W.R soepratman meninggal pada tanggal 17 Agustus 1938 karena sakit.
Setelah Indonesia Merdeka, Lagu Indonesia Raya ciptaan Wage Rudolf Soepratman ditetapkan
sebagai lagu kebangsaan. Namun sayangnya sang pencipta tidak dapat merasakan kemerdekaan
tersebut.
Kontroversi Tempat dan Tanggal Lahirnya
Saat menjadi Presiden RI, Megawati Soekarno Putri menetapkan hari kelahiran W.R Soepratman
yaitu 9 Maret diresmikan sebagai Hari Musik Nasional. Namun tanggal lahir tersebut sebenarnya
masih diperdebatkan, karena ada pendapat yang menyatakan bahwa W.R Soepratman lahir pada
tanggal 19 Maret 1903 di Dukuh Trembelang, Desa Somongari, Kecamatan Kaligesing, Kabupaten
Purworejo, Jawa Tengah. Pendapat ini, selain didukung oleh keluarga Soepratman, dikuatkan pula
dengan keputusan Pengadilan Negeri Purworejo pada 29 Maret 2007.
Karya W.R. Soepratman
 Indonesia Raya diciptakan tahun 1928
 Bendera Kita Merah Putih, tahun 1928
 Indonesia Ibuku, tahun 1928
 Bangunlah Hai Kawan, tahun 1929
 Mars Parindra, tahun 1937
 Mars Surya Wirawan, 1937
 Matahari Terbit, 1938
 R.A. Kartini, 1929
 Mars KBI ( Kepanduan Indonesia) , tahun 1931
 Di Timur Matahari, 1931
SULTAN HASANUDIN
Sultan Hasanuddin dikenal sebagai nama pahlawan Indonesia yang berasal dari Makassar, Sulawesi
Selatan. Beliau dikenal sebagai penguasa kerajaan islam Gowa yang ketika itu menguasai jalur
perdagangan perdagangan wilayah timur Indonesia.
Sultan Hasanuddin bahkan membawa kerajaan Islam Gowa mencapai puncak kejayaannya pada
abad ke 16 sebagai salah satu kerajaan terbesar di bagian timur ketika itu.

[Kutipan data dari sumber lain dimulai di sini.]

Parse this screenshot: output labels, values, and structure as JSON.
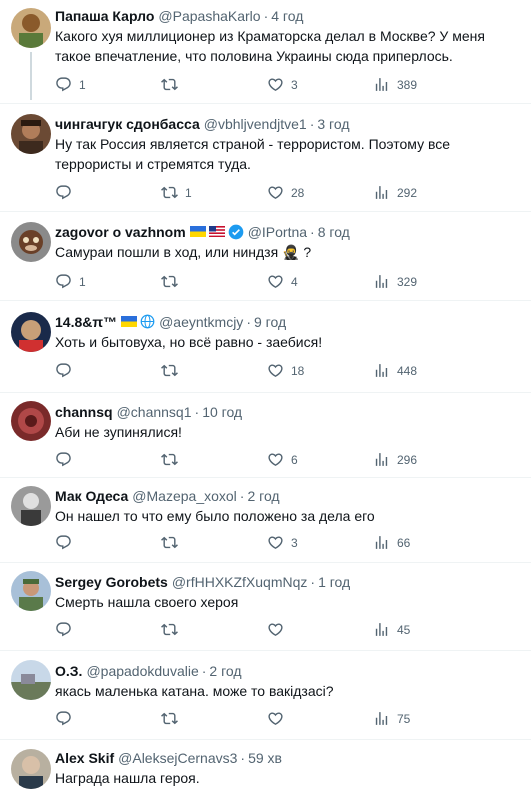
{
  "icons": {
    "reply": "reply-icon",
    "retweet": "retweet-icon",
    "like": "heart-icon",
    "views": "views-icon",
    "verified": "verified-badge-icon"
  },
  "colors": {
    "text": "#0f1419",
    "secondary": "#536471",
    "divider": "#eff3f4",
    "verified": "#1d9bf0"
  },
  "tweets": [
    {
      "name": "Папаша Карло",
      "handle": "@PapashaKarlo",
      "time": "4 год",
      "text": "Какого хуя миллиционер из Краматорска делал в Москве? У меня такое впечатление, что половина Украины сюда приперлось.",
      "replies": "1",
      "retweets": "",
      "likes": "3",
      "views": "389"
    },
    {
      "name": "чингачгук сдонбасса",
      "handle": "@vbhljvendjtve1",
      "time": "3 год",
      "text": "Ну так Россия является страной - террористом. Поэтому все террористы и стремятся туда.",
      "replies": "",
      "retweets": "1",
      "likes": "28",
      "views": "292"
    },
    {
      "name": "zagovor o vazhnom",
      "handle": "@IPortna",
      "time": "8 год",
      "text": "Самураи пошли в ход, или ниндзя 🥷 ?",
      "replies": "1",
      "retweets": "",
      "likes": "4",
      "views": "329"
    },
    {
      "name": "14.8&π™",
      "handle": "@aeyntkmcjy",
      "time": "9 год",
      "text": "Хоть и бытовуха, но всё равно - заебися!",
      "replies": "",
      "retweets": "",
      "likes": "18",
      "views": "448"
    },
    {
      "name": "channsq",
      "handle": "@channsq1",
      "time": "10 год",
      "text": "Аби не зупинялися!",
      "replies": "",
      "retweets": "",
      "likes": "6",
      "views": "296"
    },
    {
      "name": "Мак Одеса",
      "handle": "@Mazepa_xoxol",
      "time": "2 год",
      "text": "Он нашел то что ему было положено за дела его",
      "replies": "",
      "retweets": "",
      "likes": "3",
      "views": "66"
    },
    {
      "name": "Sergey Gorobets",
      "handle": "@rfHHXKZfXuqmNqz",
      "time": "1 год",
      "text": "Смерть нашла своего хероя",
      "replies": "",
      "retweets": "",
      "likes": "",
      "views": "45"
    },
    {
      "name": "О.З.",
      "handle": "@papadokduvalie",
      "time": "2 год",
      "text": "якась маленька катана. може то вакідзасі?",
      "replies": "",
      "retweets": "",
      "likes": "",
      "views": "75"
    },
    {
      "name": "Alex Skif",
      "handle": "@AleksejCernavs3",
      "time": "59 хв",
      "text": "Награда нашла героя.",
      "replies": "",
      "retweets": "",
      "likes": "",
      "views": ""
    }
  ]
}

Berikut Profil dan
Biografi Sultan Hasanudin
Nama
: Sultan Hasanuddin
Nama Lain : I Mallombasi Muhammad Bakir Daeng Mattawang Karaeng Bonto Mangepe
Julukan
: Ayam Jantan Dari Timur
Lahir
: Makassar, 12 Januari 1631
Wafat
: Makassar, 12 Juni 1670
Orang Tua : Sultan Malikussaid (ayah), I Sabbe To’mo Lakuntu (ibu)
Saudara
: Patimang Daeng Nisaking Karaeng Bonto Je’ne, Karaeng Bonto Majanang,
Karaeng Tololo
Istri
: I Bate Daeng Tommi, I Mami Daeng Sangnging, I Daeng Talele dan I Hatijah I
Lo’mo Tobo
Anak
: Karaeng Galesong, Sultan Amir Hamzah, Sultan Muhammad Ali.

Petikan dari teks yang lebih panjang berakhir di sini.